The program

de Stephen Frears, 2015, ***

Le tour de France est un sport fascinant. Je ne parle pas, bien entendu, de la compétition entre pédaleurs pour déterminer lequel sera habillé en jaune à la fin juillet, non, celle-ci est aussi passionnante qu’une course de Formule 1 (sauf que ça va plus vite) ou qu’un match de foot (sauf qu’il y plus de joueurs). Non, la lutte fascinante oppose deux équipes : les coureurs et les autorités. Chaque année, les premiers font tout ce qu’ils peuvent pour devenir plus rapides malgré les limites de la mécanique et de la biologie ; chaque année, les seconds font tout ce qu’ils peuvent pour que les premiers respectent les limites de la mécanique et de la biologie. La plupart du temps, les coureurs gagnent ; mais de temps en temps, une surprise apparaît, les autorités l’emportent et Virenque pleure.

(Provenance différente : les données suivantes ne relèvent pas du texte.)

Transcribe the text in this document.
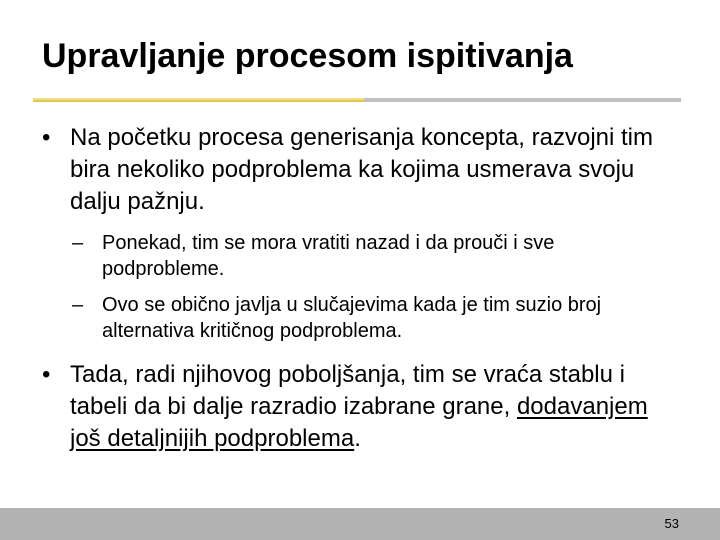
Upravljanje procesom ispitivanja
• Na početku procesa generisanja koncepta, razvojni tim bira nekoliko podproblema ka kojima usmerava svoju dalju pažnju.
– Ponekad, tim se mora vratiti nazad i da prouči i sve podprobleme.
– Ovo se obično javlja u slučajevima kada je tim suzio broj alternativa kritičnog podproblema.
• Tada, radi njihovog poboljšanja, tim se vraća stablu i tabeli da bi dalje razradio izabrane grane, dodavanjem još detaljnijih podproblema.
53
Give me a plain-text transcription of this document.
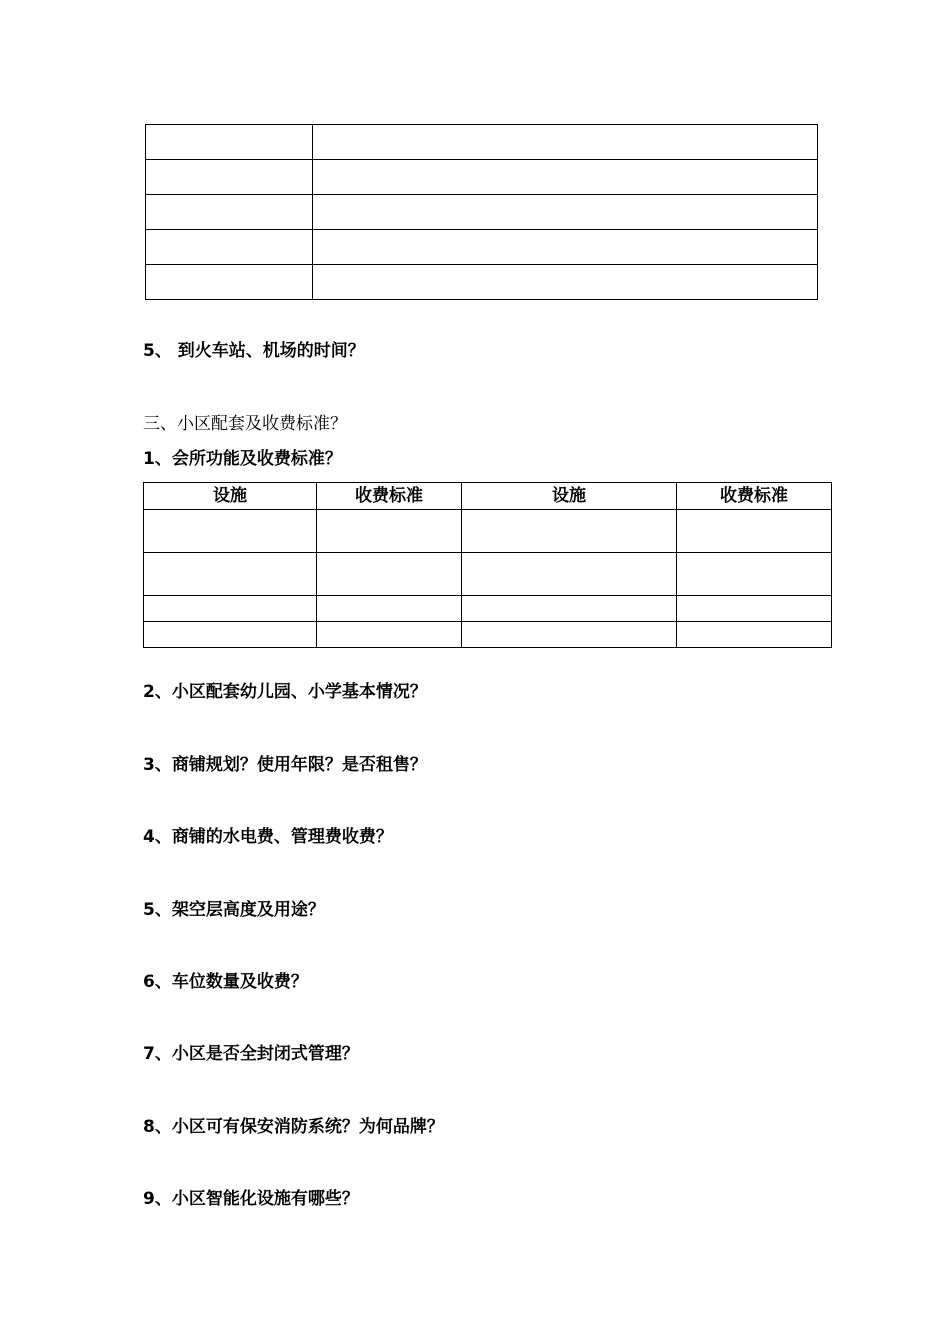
5、 到火车站、机场的时间？
三、小区配套及收费标准？
1、会所功能及收费标准？
设施	收费标准	设施	收费标准

2、小区配套幼儿园、小学基本情况？
3、商铺规划？使用年限？是否租售？
4、商铺的水电费、管理费收费？
5、架空层高度及用途？
6、车位数量及收费？
7、小区是否全封闭式管理？
8、小区可有保安消防系统？为何品牌？
9、小区智能化设施有哪些？
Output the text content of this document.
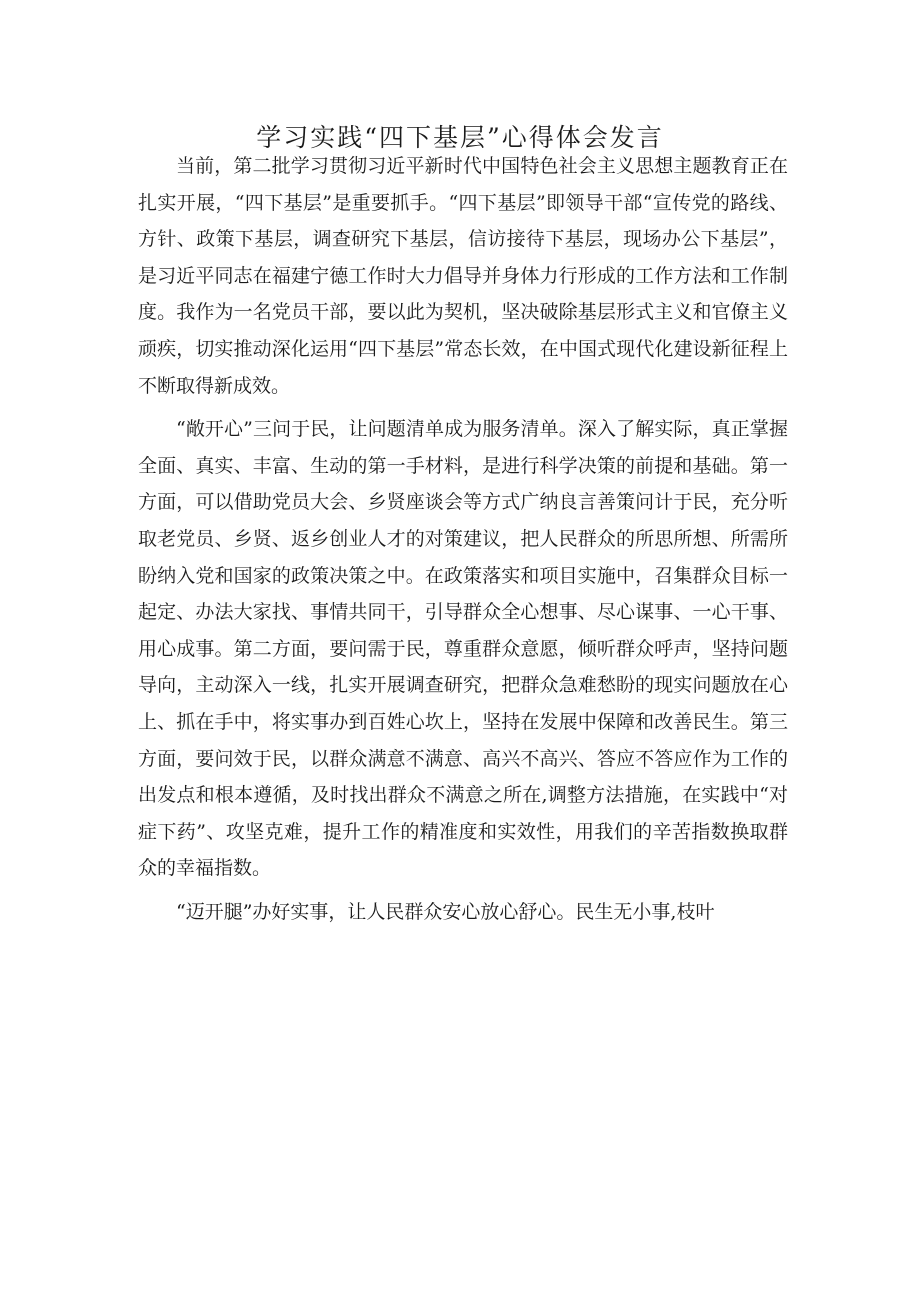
学习实践“四下基层”心得体会发言

当前，第二批学习贯彻习近平新时代中国特色社会主义思想主题教育正在扎实开展，“四下基层”是重要抓手。“四下基层”即领导干部“宣传党的路线、方针、政策下基层，调查研究下基层，信访接待下基层，现场办公下基层”，是习近平同志在福建宁德工作时大力倡导并身体力行形成的工作方法和工作制度。我作为一名党员干部，要以此为契机，坚决破除基层形式主义和官僚主义顽疾，切实推动深化运用“四下基层”常态长效，在中国式现代化建设新征程上不断取得新成效。

“敞开心”三问于民，让问题清单成为服务清单。深入了解实际，真正掌握全面、真实、丰富、生动的第一手材料，是进行科学决策的前提和基础。第一方面，可以借助党员大会、乡贤座谈会等方式广纳良言善策问计于民，充分听取老党员、乡贤、返乡创业人才的对策建议，把人民群众的所思所想、所需所盼纳入党和国家的政策决策之中。在政策落实和项目实施中，召集群众目标一起定、办法大家找、事情共同干，引导群众全心想事、尽心谋事、一心干事、用心成事。第二方面，要问需于民，尊重群众意愿，倾听群众呼声，坚持问题导向，主动深入一线，扎实开展调查研究，把群众急难愁盼的现实问题放在心上、抓在手中，将实事办到百姓心坎上，坚持在发展中保障和改善民生。第三方面，要问效于民，以群众满意不满意、高兴不高兴、答应不答应作为工作的出发点和根本遵循，及时找出群众不满意之所在,调整方法措施，在实践中“对症下药”、攻坚克难，提升工作的精准度和实效性，用我们的辛苦指数换取群众的幸福指数。

“迈开腿”办好实事，让人民群众安心放心舒心。民生无小事,枝叶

C’est à cette compétition que rend hommage The program, en s’intéressant à l’une de ses épreuves les plus fameuses : le face-à-face US Postal / Usada, qui dura une dizaine d’années et se conclut sur une victoire totale de l’Usada (agence anti-dopage américaine), pourtant complètement larguée en début de course mais qui réalisa une remontée spectaculaire sur la fin, bien aidée par une poignée de journalistes (dont un seul est présent dans le film).

À la fois héros et vilain de cette épopée : Lance Armstrong, un bon sprinteur qui manquait de VO₂max et de rapport poids/puissance pour briller sur les grandes épreuves et en montagne. Une orchidectomie et une décennie plus tard, il remportait sept tours de France en écrasant les concurrents dans les montées alpestres et pyrénéennes, prenant une avance spectaculaire sur une Usada et une Union cycliste internationale dépassées.

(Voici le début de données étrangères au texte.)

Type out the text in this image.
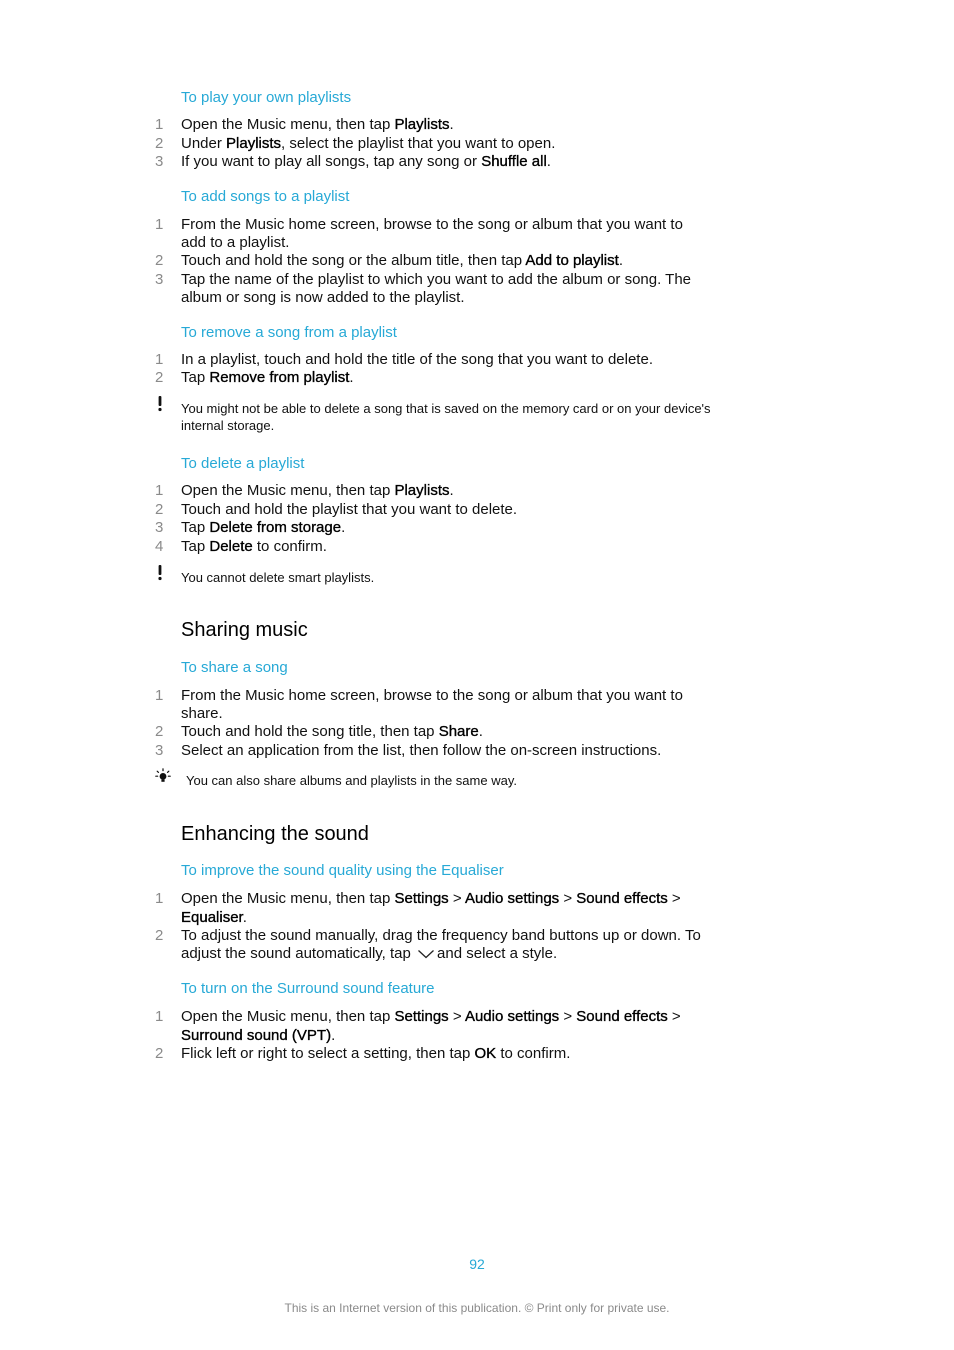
To play your own playlists
1 Open the Music menu, then tap Playlists.
2 Under Playlists, select the playlist that you want to open.
3 If you want to play all songs, tap any song or Shuffle all.
To add songs to a playlist
1 From the Music home screen, browse to the song or album that you want to
add to a playlist.
2 Touch and hold the song or the album title, then tap Add to playlist.
3 Tap the name of the playlist to which you want to add the album or song. The
album or song is now added to the playlist.
To remove a song from a playlist
1 In a playlist, touch and hold the title of the song that you want to delete.
2 Tap Remove from playlist.
You might not be able to delete a song that is saved on the memory card or on your device's
internal storage.
To delete a playlist
1 Open the Music menu, then tap Playlists.
2 Touch and hold the playlist that you want to delete.
3 Tap Delete from storage.
4 Tap Delete to confirm.
You cannot delete smart playlists.
Sharing music
To share a song
1 From the Music home screen, browse to the song or album that you want to
share.
2 Touch and hold the song title, then tap Share.
3 Select an application from the list, then follow the on-screen instructions.
You can also share albums and playlists in the same way.
Enhancing the sound
To improve the sound quality using the Equaliser
1 Open the Music menu, then tap Settings > Audio settings > Sound effects >
Equaliser.
2 To adjust the sound manually, drag the frequency band buttons up or down. To
adjust the sound automatically, tap and select a style.
To turn on the Surround sound feature
1 Open the Music menu, then tap Settings > Audio settings > Sound effects >
Surround sound (VPT).
2 Flick left or right to select a setting, then tap OK to confirm.
92
This is an Internet version of this publication. © Print only for private use.
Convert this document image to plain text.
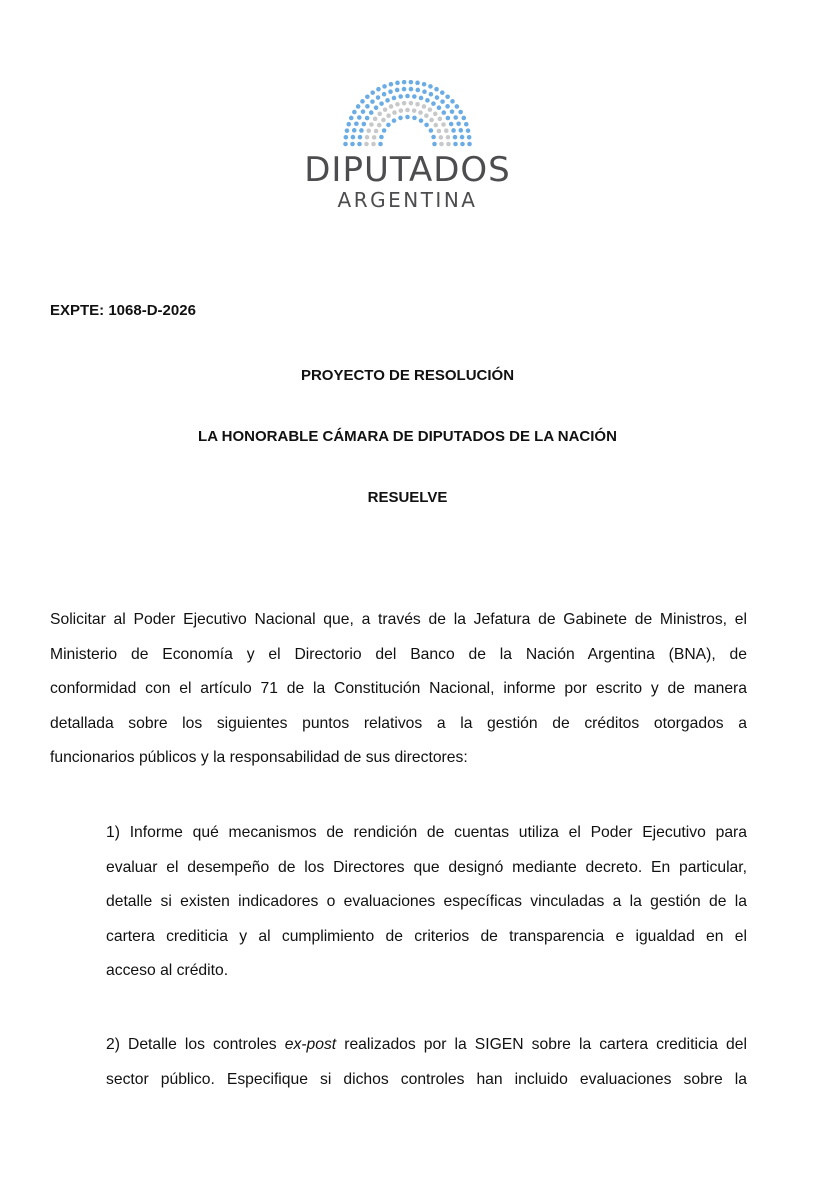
DIPUTADOS
ARGENTINA
EXPTE: 1068-D-2026
PROYECTO DE RESOLUCIÓN
LA HONORABLE CÁMARA DE DIPUTADOS DE LA NACIÓN
RESUELVE
Solicitar al Poder Ejecutivo Nacional que, a través de la Jefatura de Gabinete de Ministros, el
Ministerio de Economía y el Directorio del Banco de la Nación Argentina (BNA), de
conformidad con el artículo 71 de la Constitución Nacional, informe por escrito y de manera
detallada sobre los siguientes puntos relativos a la gestión de créditos otorgados a
funcionarios públicos y la responsabilidad de sus directores:
1) Informe qué mecanismos de rendición de cuentas utiliza el Poder Ejecutivo para
evaluar el desempeño de los Directores que designó mediante decreto. En particular,
detalle si existen indicadores o evaluaciones específicas vinculadas a la gestión de la
cartera crediticia y al cumplimiento de criterios de transparencia e igualdad en el
acceso al crédito.
2) Detalle los controles ex-post realizados por la SIGEN sobre la cartera crediticia del
sector público. Especifique si dichos controles han incluido evaluaciones sobre la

La vraie compétition est là : l'enfumage en conférence de presse. photo StudioCanal
La vraie compétition se joue là : l’enfumage en conférence de presse. photo StudioCanal

On notera bien entendu en premier lieu la prestation de Ben Foster, excellent de bout en bout ; Chris O’Down s’en sort également avec les honneurs dans une rôle bien plus sérieux que ceux auxquels il nous a habitués. On n’en dira hélas pas autant de tous les acteurs, et je suis convaincu que n’importe quel Italien pris au hasard dans la rue aurait été un meilleur choix que Guillaume Canet, qui essaie de masquer son accent français en parlant anglais avec un accent italien caricatural : si les langues sont inversées, le résultat est presque aussi crédible que Brad Pitt s’essayant au rital dans Inglourious basterds.

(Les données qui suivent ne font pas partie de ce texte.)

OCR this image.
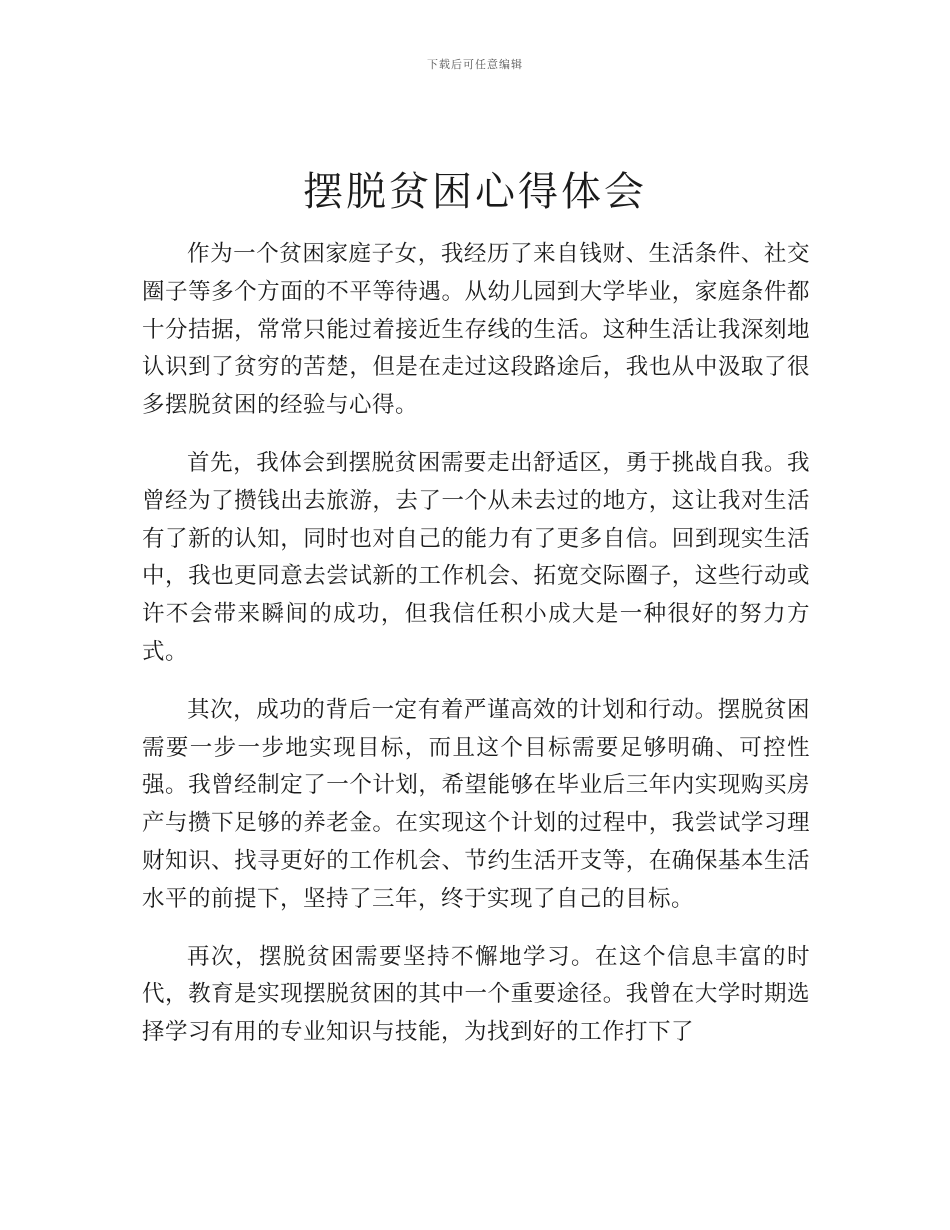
下载后可任意编辑
摆脱贫困心得体会

作为一个贫困家庭子女，我经历了来自钱财、生活条件、社交圈子等多个方面的不平等待遇。从幼儿园到大学毕业，家庭条件都十分拮据，常常只能过着接近生存线的生活。这种生活让我深刻地认识到了贫穷的苦楚，但是在走过这段路途后，我也从中汲取了很多摆脱贫困的经验与心得。

首先，我体会到摆脱贫困需要走出舒适区，勇于挑战自我。我曾经为了攒钱出去旅游，去了一个从未去过的地方，这让我对生活有了新的认知，同时也对自己的能力有了更多自信。回到现实生活中，我也更同意去尝试新的工作机会、拓宽交际圈子，这些行动或许不会带来瞬间的成功，但我信任积小成大是一种很好的努力方式。

其次，成功的背后一定有着严谨高效的计划和行动。摆脱贫困需要一步一步地实现目标，而且这个目标需要足够明确、可控性强。我曾经制定了一个计划，希望能够在毕业后三年内实现购买房产与攒下足够的养老金。在实现这个计划的过程中，我尝试学习理财知识、找寻更好的工作机会、节约生活开支等，在确保基本生活水平的前提下，坚持了三年，终于实现了自己的目标。

再次，摆脱贫困需要坚持不懈地学习。在这个信息丰富的时代，教育是实现摆脱贫困的其中一个重要途径。我曾在大学时期选择学习有用的专业知识与技能，为找到好的工作打下了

Sur le plan technique, le film est franchement réussi, avec une photo honnête (les scènes de course se mêlent aux images d’archive, il ne fallait donc pas faire trop moderne), un montage réussi qui s’offre une poignée d’accélérations spectaculaires aux moments opportuns, ainsi qu’un scénario soigneusement fabriqué qui évite de se contenter du biopic et pioche quelques éléments de polar. Le principal sujet, c’est la course entre coureurs et agence anti-dopage, plus que le seul Lance Armstrong, et les intrigues annexes (notamment la frustration qui mènera Floyd Landis, récemment contrôlé positif, à balancer tout le programme) sont assez développées pour nourrir l’histoire et assez discrètes pour ne pas l’envahir.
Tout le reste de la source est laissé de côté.